We also used one of the best German Nobel Hops on the market. This hop is really hard to come by and we got lucky to get enough for our Doppelbock and our upcoming spring seasonal, our Maibock.

BM: Where did you get your inspiration for your Doppelbock?

NS: I grew up in Germany and was exposed to a large variety of beers my entire life. When I first started drinking beer I preferred the lighter beers such as Pilsners or Helles, but it didn’t take long until I fell in love with the stronger and mostly darker Bockbiers.

So when I first moved to the U.S. about four years ago I started to miss those beers since the bottled and imported beers lacked the freshness, and most of the American versions just never tasted quite right to me. So I decided to come up with my own recipe and brewed a few test batches.

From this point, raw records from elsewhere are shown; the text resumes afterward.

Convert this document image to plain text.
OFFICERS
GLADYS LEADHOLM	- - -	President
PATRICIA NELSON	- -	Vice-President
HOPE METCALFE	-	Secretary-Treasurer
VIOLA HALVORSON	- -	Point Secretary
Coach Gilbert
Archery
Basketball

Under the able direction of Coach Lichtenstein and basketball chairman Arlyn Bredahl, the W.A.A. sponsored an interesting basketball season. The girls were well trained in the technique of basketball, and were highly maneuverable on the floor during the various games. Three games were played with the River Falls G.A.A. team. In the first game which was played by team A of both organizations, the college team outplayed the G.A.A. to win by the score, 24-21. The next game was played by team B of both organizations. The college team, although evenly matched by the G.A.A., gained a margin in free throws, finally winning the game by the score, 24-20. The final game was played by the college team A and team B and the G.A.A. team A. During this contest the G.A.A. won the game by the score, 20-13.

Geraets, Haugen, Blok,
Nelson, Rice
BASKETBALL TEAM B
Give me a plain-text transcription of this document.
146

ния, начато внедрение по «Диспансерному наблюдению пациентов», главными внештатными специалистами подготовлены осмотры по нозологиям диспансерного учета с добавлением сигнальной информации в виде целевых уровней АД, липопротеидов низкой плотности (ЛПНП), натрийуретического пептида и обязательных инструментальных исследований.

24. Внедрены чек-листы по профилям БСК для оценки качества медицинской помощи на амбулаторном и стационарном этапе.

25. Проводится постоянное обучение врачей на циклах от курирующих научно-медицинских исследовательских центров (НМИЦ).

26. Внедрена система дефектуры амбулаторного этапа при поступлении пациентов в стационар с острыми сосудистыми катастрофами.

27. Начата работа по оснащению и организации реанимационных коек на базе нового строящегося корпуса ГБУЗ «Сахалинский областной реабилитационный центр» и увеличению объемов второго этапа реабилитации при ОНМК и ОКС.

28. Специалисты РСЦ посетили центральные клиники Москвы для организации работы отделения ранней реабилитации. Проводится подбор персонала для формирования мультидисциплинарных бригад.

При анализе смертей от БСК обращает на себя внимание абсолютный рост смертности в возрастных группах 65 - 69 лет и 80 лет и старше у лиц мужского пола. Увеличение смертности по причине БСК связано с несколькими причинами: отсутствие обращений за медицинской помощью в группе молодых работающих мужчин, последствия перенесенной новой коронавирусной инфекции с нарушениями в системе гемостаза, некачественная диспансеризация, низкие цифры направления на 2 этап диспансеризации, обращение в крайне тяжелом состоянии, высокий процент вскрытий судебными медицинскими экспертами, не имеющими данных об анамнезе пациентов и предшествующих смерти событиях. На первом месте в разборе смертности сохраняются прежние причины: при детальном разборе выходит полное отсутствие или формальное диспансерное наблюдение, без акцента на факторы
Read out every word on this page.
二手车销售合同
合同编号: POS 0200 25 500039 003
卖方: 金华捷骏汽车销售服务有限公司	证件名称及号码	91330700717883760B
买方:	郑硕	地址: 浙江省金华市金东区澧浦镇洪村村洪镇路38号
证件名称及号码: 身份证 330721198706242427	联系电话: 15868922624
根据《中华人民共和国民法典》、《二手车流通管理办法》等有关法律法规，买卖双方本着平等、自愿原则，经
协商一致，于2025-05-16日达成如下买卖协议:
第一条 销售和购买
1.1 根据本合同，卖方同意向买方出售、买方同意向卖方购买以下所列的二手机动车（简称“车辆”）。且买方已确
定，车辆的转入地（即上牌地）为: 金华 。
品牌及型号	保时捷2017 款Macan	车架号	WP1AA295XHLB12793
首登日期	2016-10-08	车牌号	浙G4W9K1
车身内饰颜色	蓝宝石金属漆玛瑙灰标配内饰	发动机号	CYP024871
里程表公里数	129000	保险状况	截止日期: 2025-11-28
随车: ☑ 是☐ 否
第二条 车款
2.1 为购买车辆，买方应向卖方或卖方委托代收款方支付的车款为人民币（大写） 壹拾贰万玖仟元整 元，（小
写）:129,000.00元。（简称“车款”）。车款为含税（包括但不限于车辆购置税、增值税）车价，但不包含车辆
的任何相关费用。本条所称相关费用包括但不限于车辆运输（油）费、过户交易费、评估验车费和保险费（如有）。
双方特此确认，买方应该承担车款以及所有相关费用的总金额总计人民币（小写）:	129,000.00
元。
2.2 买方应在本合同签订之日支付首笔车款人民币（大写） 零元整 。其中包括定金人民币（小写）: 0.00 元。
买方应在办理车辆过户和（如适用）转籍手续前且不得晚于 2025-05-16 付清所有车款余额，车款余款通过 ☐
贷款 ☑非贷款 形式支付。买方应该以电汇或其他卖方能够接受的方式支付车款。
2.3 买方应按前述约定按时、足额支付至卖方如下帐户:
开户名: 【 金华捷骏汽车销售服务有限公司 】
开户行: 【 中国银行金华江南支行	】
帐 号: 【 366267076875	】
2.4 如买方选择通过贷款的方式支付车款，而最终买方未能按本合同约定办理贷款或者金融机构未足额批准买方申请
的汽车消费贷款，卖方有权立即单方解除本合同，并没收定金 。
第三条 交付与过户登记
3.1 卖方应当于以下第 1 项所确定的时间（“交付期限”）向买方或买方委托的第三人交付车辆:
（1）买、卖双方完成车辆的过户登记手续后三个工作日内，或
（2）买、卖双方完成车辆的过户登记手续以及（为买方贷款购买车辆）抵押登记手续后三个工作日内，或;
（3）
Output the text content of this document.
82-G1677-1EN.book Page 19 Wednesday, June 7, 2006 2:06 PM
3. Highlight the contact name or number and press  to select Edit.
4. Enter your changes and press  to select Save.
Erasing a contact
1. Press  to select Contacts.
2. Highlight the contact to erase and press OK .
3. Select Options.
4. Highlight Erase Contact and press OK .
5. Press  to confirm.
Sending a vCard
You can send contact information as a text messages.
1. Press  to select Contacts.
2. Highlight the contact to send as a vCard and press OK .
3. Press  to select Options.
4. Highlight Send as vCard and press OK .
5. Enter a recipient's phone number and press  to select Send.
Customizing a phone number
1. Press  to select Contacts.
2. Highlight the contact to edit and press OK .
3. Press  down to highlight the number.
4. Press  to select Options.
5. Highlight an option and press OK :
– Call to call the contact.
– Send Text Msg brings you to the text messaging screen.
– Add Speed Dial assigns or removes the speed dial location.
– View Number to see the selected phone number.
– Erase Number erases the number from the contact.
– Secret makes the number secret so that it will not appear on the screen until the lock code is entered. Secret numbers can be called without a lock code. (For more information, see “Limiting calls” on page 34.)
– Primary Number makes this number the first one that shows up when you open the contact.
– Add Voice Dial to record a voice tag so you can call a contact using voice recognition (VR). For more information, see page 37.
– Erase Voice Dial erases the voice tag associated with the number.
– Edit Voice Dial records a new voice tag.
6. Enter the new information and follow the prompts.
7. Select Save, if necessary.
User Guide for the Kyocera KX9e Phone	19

At that point I was still brewing in my garage and I brewed it the old fashion way, and used a triple decoction mash. So it was a challenge for me to adapt my recipe to our 15BBL system where I can only do infusion step mashing, but I’m really happy with the way it turned out!

BM: What do you enjoy the most about the Doppelbock?

NS: Basically everything! The flavor and aroma just reminds me of some of the Doppelbocks I used to drink back home in Germany. I love the malt character and the alcohol content of it. It is really smooth and the alcohol is warming. It simply is the perfect beer to drink in the wintertime.

Of course I also love the actual brewing process of it. The more complicated and labor intensive the mash schedule is, the more I like to brew it. So converting my old recipe to our system was a lot of fun and I actually had to split it up into two mashes since our Mash Tun isn’t big enough to hold all the grain used for this beer.

BM: How has the Doppelbock gone over with consumers?

NS: It is selling really well and I’m getting a lot of good reviews. We actually entered it in the Dublin Craft Beer Cup last month where it won the Gold Medal! It was the first competition we ever entered, so I’m even more excited about it. Our Smoked Lager and Munich Dunkel won medals as well.

But I’m happy the warm weather is back and our costumers start to drink more of our lighter beers again since we’re almost sold out of the Doppelbock. But it is safe to say that I will brew it again very soon!